The 112+ can range from low gain to thick and heavy while producing varying tones, certainly with the help of having three different and unique ‘Voices.’ Obviously keeping the Drive low will produce only modest results, whereas pushing it to 1-o’clock (its sweet spot) or beyond (which produces more saturation) exposes the 112+ character best on a clean channel.
On a dirty channel, and with the 112+’s Drive low, the pedal works great as a tone shaper and Treble Booster. The Voice switch is what gives the 112+ balls – center position introduces light bass for a more vintage sound, left position has mid bass with a more modern sound and punch, and right has more bass for a fatter sound (less Drive tends to work best with that voicing, unless you like that heavy proto-metal quality). In all instances you get a very organic and grainy tone. All three EQ knobs (bass, mid, treble) have a very usable range and sound good, whether turned all the way up or all the way down (12-noon = flat). With plenty of headroom (the Level knob remains at 9-o’clock in the demo video), the best was to describe the 112+ in general terms is “a solid rock tone generating pedal.” There are plenty of tone options, but through a clean channel it is not high-gain; rather, anything from light rock, to classic rock, to psychedelic rock would find good use for the 112+. And, as stated, you could add the 112+ on low gain to a high-gain channel or amp and use it as an effective tone sculptor/treble booster. Other tone features include a built-in buffer along, an insanely loud volume output due to the built-in amplification stage, and high-quality op amps to keep noise reasonably low.
The designer of the 112+ came up with this pedals’ concept while rewiring a solid state combo amp, giving it a modified circuit for a ‘monstrous’ sound. Based on that circuit as a starting point, Demedash Effects created a pedal with three Voices, each of which introduces progressively more bass with unique clipping stages. The ‘light’ and ‘moderate’ voices range from classic to more modern Rock, whereas the third voice adds enough bass that it truly can be monstrous and heavy (fantastic for stoner rock). That third Voice has a particularly huge amount of headroom (although all three positions do), partly due to the added bass, but certainly as a result of the power input’s design, viz., “The 112+ takes a standard Boss-style 9.6v, center negative Power supply connector as used on most guitar pedals. Internally, however, an LT1054 charge pump is used to boost that up to 32v for an insane amount of headroom.” What’s more, within the pedal the signal enters a JFET preamp to create a clean boost; and so, even with the Drive turned down completely you still get a boost effect along with an active EQ. It’s after the JFET preamp that the circuit enters the Voicing circuit to allow for a wide array of tones and sounds, from light gain to fat and dirty. Of course, all this then is controlled by the Drive and then the EQ (to cut or boost) so that you can sculpt your tone accordingly. Overall, at $200 Canadian, the 112+ offers plenty of tonal possibilities, but also the ability to use the pedal as a boost or tone shaper when working with high-gain gear. Best of all, the 112+ is unique and sounds less ‘generic’ than other drive pedals.

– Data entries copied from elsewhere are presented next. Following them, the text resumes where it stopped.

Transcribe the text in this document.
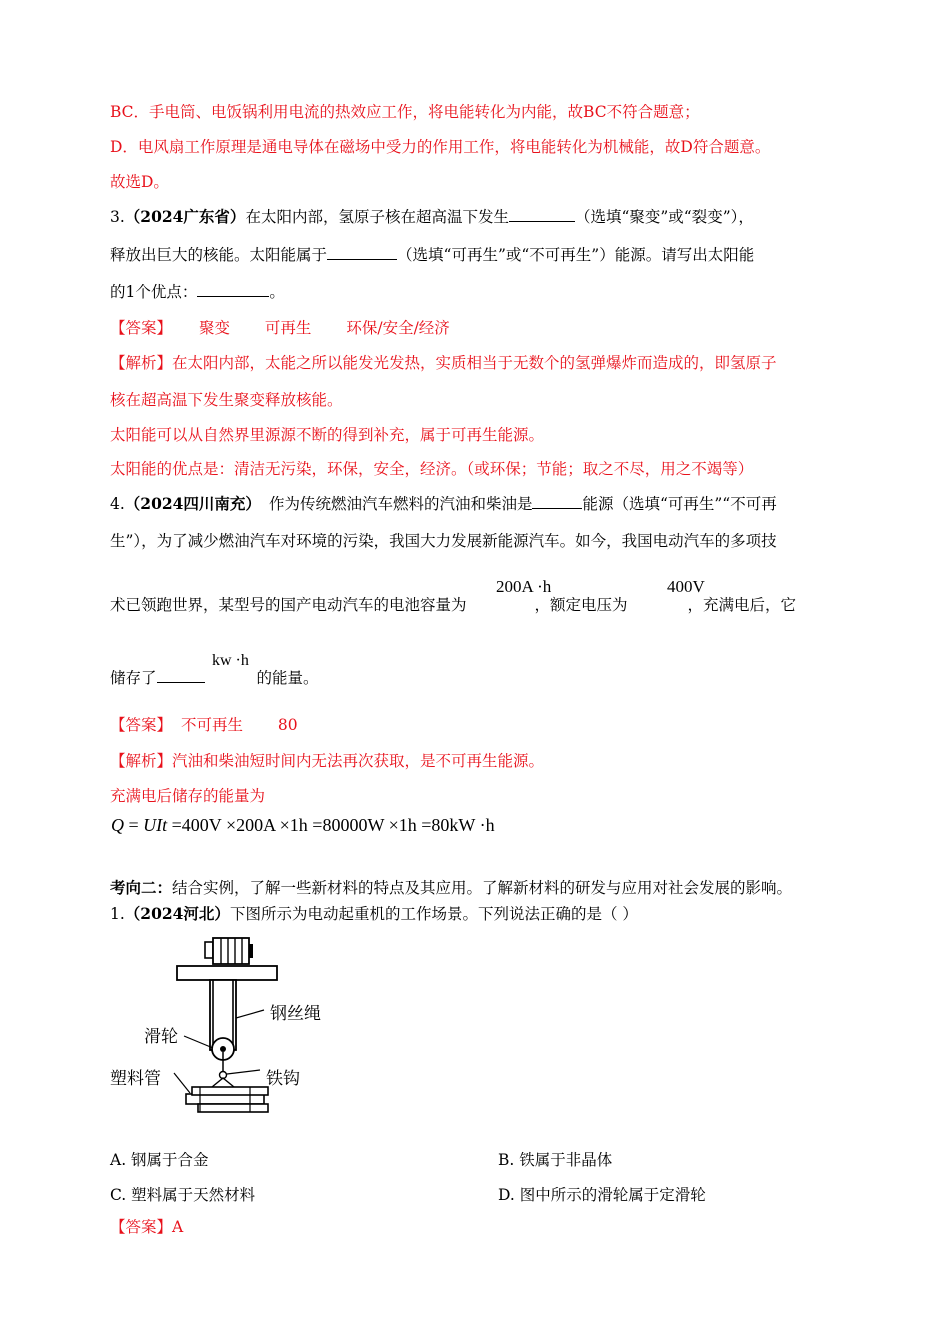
BC．手电筒、电饭锅利用电流的热效应工作，将电能转化为内能，故BC不符合题意；
D．电风扇工作原理是通电导体在磁场中受力的作用工作，将电能转化为机械能，故D符合题意。
故选D。
3.（2024广东省）在太阳内部，氢原子核在超高温下发生	（选填“聚变”或“裂变”），
释放出巨大的核能。太阳能属于	（选填“可再生”或“不可再生”）能源。请写出太阳能
的1个优点：	。
【答案】 聚变 可再生 环保/安全/经济
【解析】在太阳内部，太能之所以能发光发热，实质相当于无数个的氢弹爆炸而造成的，即氢原子
核在超高温下发生聚变释放核能。
太阳能可以从自然界里源源不断的得到补充，属于可再生能源。
太阳能的优点是：清洁无污染，环保，安全，经济。（或环保；节能；取之不尽，用之不竭等）
4.（2024四川南充） 作为传统燃油汽车燃料的汽油和柴油是	能源（选填“可再生”“不可再
生”），为了减少燃油汽车对环境的污染，我国大力发展新能源汽车。如今，我国电动汽车的多项技
术已领跑世界，某型号的国产电动汽车的电池容量为	，额定电压为	，充满电后，它
200A ·h	400V
储存了	的能量。
kw ·h
【答案】 不可再生 80
【解析】汽油和柴油短时间内无法再次获取，是不可再生能源。
充满电后储存的能量为
Q = UIt =400V ×200A ×1h =80000W ×1h =80kW ·h
考向二：结合实例，了解一些新材料的特点及其应用。了解新材料的研发与应用对社会发展的影响。
1.（2024河北）下图所示为电动起重机的工作场景。下列说法正确的是（ ）
钢丝绳
滑轮
塑料管	铁钩
A. 钢属于合金	B. 铁属于非晶体
C. 塑料属于天然材料	D. 图中所示的滑轮属于定滑轮
【答案】A
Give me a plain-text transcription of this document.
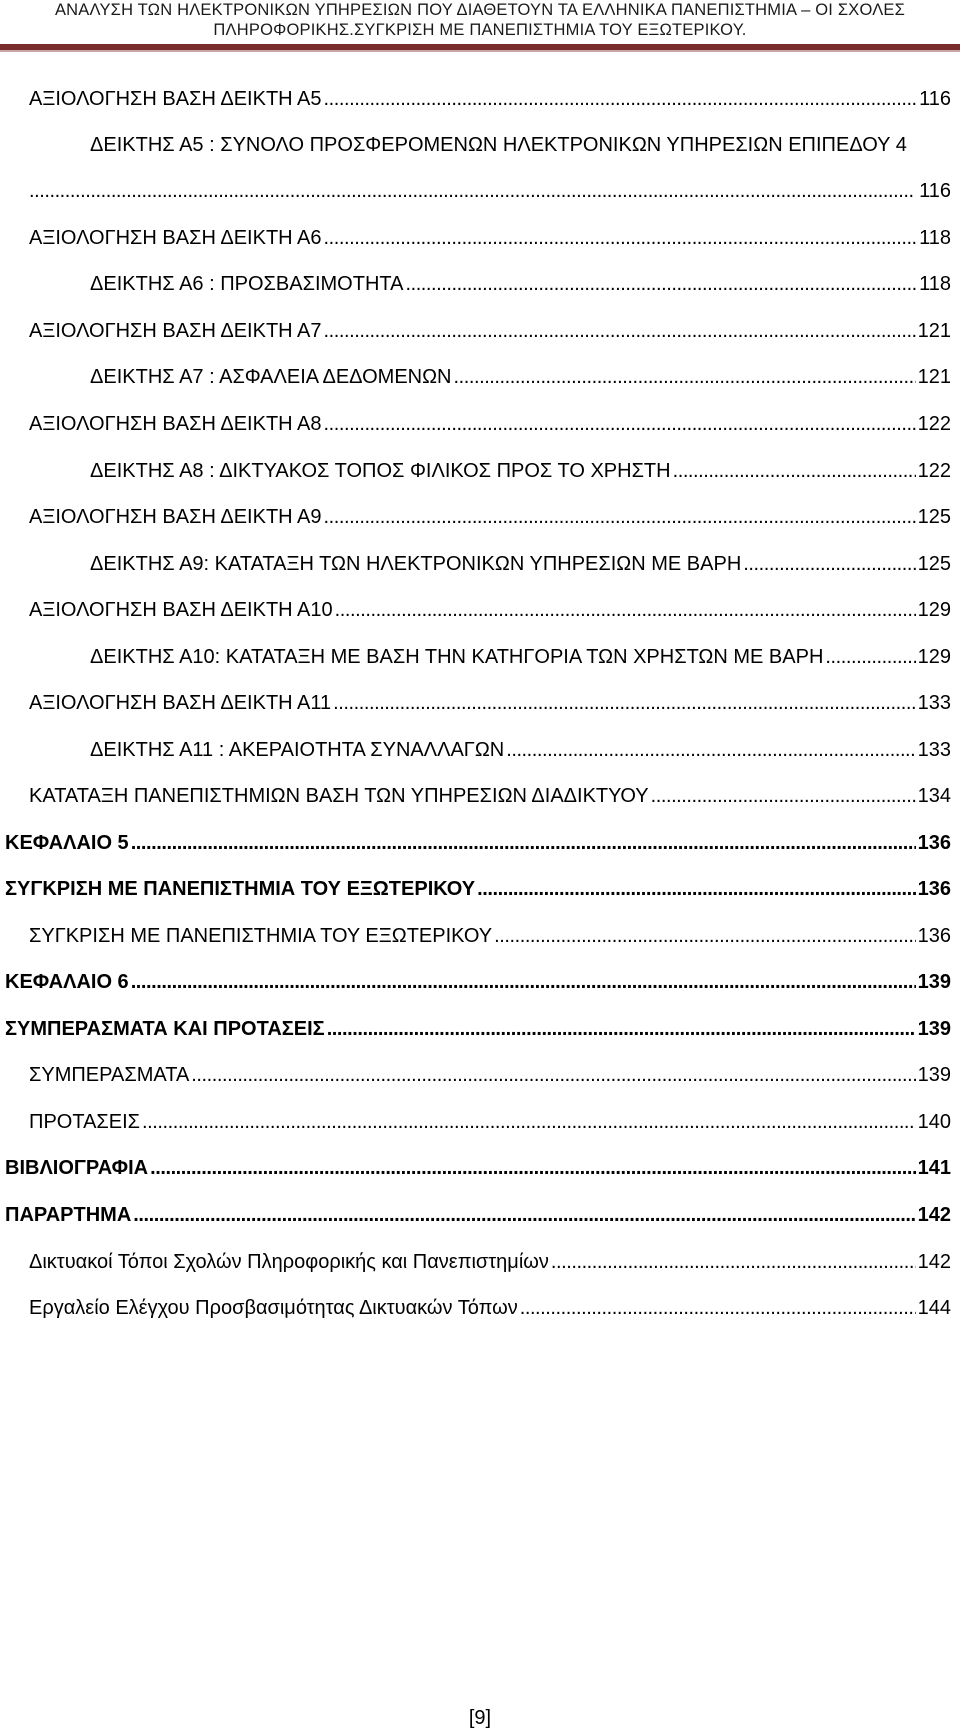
ΑΝΑΛΥΣΗ ΤΩΝ ΗΛΕΚΤΡΟΝΙΚΩΝ ΥΠΗΡΕΣΙΩΝ ΠΟΥ ΔΙΑΘΕΤΟΥΝ ΤΑ ΕΛΛΗΝΙΚΑ ΠΑΝΕΠΙΣΤΗΜΙΑ – ΟΙ ΣΧΟΛΕΣ
ΠΛΗΡΟΦΟΡΙΚΗΣ.ΣΥΓΚΡΙΣΗ ΜΕ ΠΑΝΕΠΙΣΤΗΜΙΑ ΤΟΥ ΕΞΩΤΕΡΙΚΟΥ.
ΑΞΙΟΛΟΓΗΣΗ ΒΑΣΗ ΔΕΙΚΤΗ Α5 . . .	116
ΔΕΙΚΤΗΣ Α5 : ΣΥΝΟΛΟ ΠΡΟΣΦΕΡΟΜΕΝΩΝ ΗΛΕΚΤΡΟΝΙΚΩΝ ΥΠΗΡΕΣΙΩΝ ΕΠΙΠΕΔΟΥ 4
. . . . . . . . . . . . . . . . . . . . . . . . . . . . . . . . . . . . . . . . . . . . . . . . . . . . . . . . . . . . . . . . . . . . . . . . . . . . . . . . . . . . . . . . . . . . . . . . . . . . . . . . . . . . . . . . . . . . . . . . . . . . . . . . . . . . . . . . . . . . . . . . . . . . . . . . . . . . . . . . . . . . . . . . . . . . . 116
ΑΞΙΟΛΟΓΗΣΗ ΒΑΣΗ ΔΕΙΚΤΗ Α6 . . .	118
ΔΕΙΚΤΗΣ Α6 : ΠΡΟΣΒΑΣΙΜΟΤΗΤΑ . . .	118
ΑΞΙΟΛΟΓΗΣΗ ΒΑΣΗ ΔΕΙΚΤΗ Α7 . . .	121
ΔΕΙΚΤΗΣ Α7 : ΑΣΦΑΛΕΙΑ ΔΕΔΟΜΕΝΩΝ . . .	121
ΑΞΙΟΛΟΓΗΣΗ ΒΑΣΗ ΔΕΙΚΤΗ Α8 . . .	122
ΔΕΙΚΤΗΣ Α8 : ΔΙΚΤΥΑΚΟΣ ΤΟΠΟΣ ΦΙΛΙΚΟΣ ΠΡΟΣ ΤΟ ΧΡΗΣΤΗ . . .	122
ΑΞΙΟΛΟΓΗΣΗ ΒΑΣΗ ΔΕΙΚΤΗ Α9 . . .	125
ΔΕΙΚΤΗΣ Α9: ΚΑΤΑΤΑΞΗ ΤΩΝ ΗΛΕΚΤΡΟΝΙΚΩΝ ΥΠΗΡΕΣΙΩΝ ΜΕ ΒΑΡΗ . . .	125
ΑΞΙΟΛΟΓΗΣΗ ΒΑΣΗ ΔΕΙΚΤΗ Α10 . . .	129
ΔΕΙΚΤΗΣ Α10: ΚΑΤΑΤΑΞΗ ΜΕ ΒΑΣΗ ΤΗΝ ΚΑΤΗΓΟΡΙΑ ΤΩΝ ΧΡΗΣΤΩΝ ΜΕ ΒΑΡΗ . . .	129
ΑΞΙΟΛΟΓΗΣΗ ΒΑΣΗ ΔΕΙΚΤΗ Α11 . . .	133
ΔΕΙΚΤΗΣ Α11 : ΑΚΕΡΑΙΟΤΗΤΑ ΣΥΝΑΛΛΑΓΩΝ . . .	133
ΚΑΤΑΤΑΞΗ ΠΑΝΕΠΙΣΤΗΜΙΩΝ ΒΑΣΗ ΤΩΝ ΥΠΗΡΕΣΙΩΝ ΔΙΑΔΙΚΤΥΟΥ . . .	134
ΚΕΦΑΛΑΙΟ 5 . . .	136
ΣΥΓΚΡΙΣΗ ΜΕ ΠΑΝΕΠΙΣΤΗΜΙΑ ΤΟΥ ΕΞΩΤΕΡΙΚΟΥ . . .	136
ΣΥΓΚΡΙΣΗ ΜΕ ΠΑΝΕΠΙΣΤΗΜΙΑ ΤΟΥ ΕΞΩΤΕΡΙΚΟΥ . . .	136
ΚΕΦΑΛΑΙΟ 6 . . .	139
ΣΥΜΠΕΡΑΣΜΑΤΑ ΚΑΙ ΠΡΟΤΑΣΕΙΣ . . .	139
ΣΥΜΠΕΡΑΣΜΑΤΑ . . .	139
ΠΡΟΤΑΣΕΙΣ . . .	140
ΒΙΒΛΙΟΓΡΑΦΙΑ . . .	141
ΠΑΡΑΡΤΗΜΑ . . .	142
Δικτυακοί Τόποι Σχολών Πληροφορικής και Πανεπιστημίων . . .	142
Εργαλείο Ελέγχου Προσβασιμότητας Δικτυακών Τόπων . . .	144
[9]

You can get some excellent results with the 112+ and without much tweaking. This is particularly true of the EQ, since boosting or keeping plat the Bottom, Mid or Top all sound pretty decent (nothing muddy or shrill). There is a lot of headroom with this pedal, and so begin with the Level completely down, or perhaps at 9-o’clock to start. Place all EQ knobs at 12-noon (which is flat); from there you can increase or decrease any of the frequencies up to 5dB. If you’re looking for nothing but a clean boost, then keep the Drive all the way down. With the Drive at 9-o’clock you get a modest effect in dirt, whereas the quality of dirt really shines around 12-noon to 2-o’clock (at least with the light and moderate Voices and on a clean channel). If using the heavy Voice I find the Drive should be around 9-o’clock to 12-noon, depending on your tastes and how defined (less saturated) you want it. Going beyond 12-noon is fine if you like that heavy proto-metal psychedelic massive sound. When using the 112+ with a higher-gain channel or amp, the Drive should be relatively low, about 8-10 o’clock (just enough to add some ‘edge’ to the high-gain tone). Tweaking the EQ then further sculpts the sound effectively for some added bite.
The 112+ is a standard-sized pedal, measuring about 112 mm (L) x 65mm (W) x 60mm (H) with knobs (4.4 x 2.5 x 2.36 inches). The heavy-duty metal chassis has the unique Demedash graphics with white knobs (a mix of retro and modern in its vibe). The five knobs (Drive, Level, Bottom, Mid and Top) feel of heavy plastic and will withstand normal use and abuse. The toggle switch that controls the Voices has decent stiffness when clicked from one position and to the next. All knobs have exceptional quality pots (smooth and very solid when turned without any static or noise). The footswitch (on/off) produces a solid click when engaged or disengaged. The cable input/output and power supply all are located in the back, saving on pedalboard space and keeping any cable inserts away from a stomping foot. The 112+ does not run on batteries and requires a 9VDC power supply while requiring 40mA of power.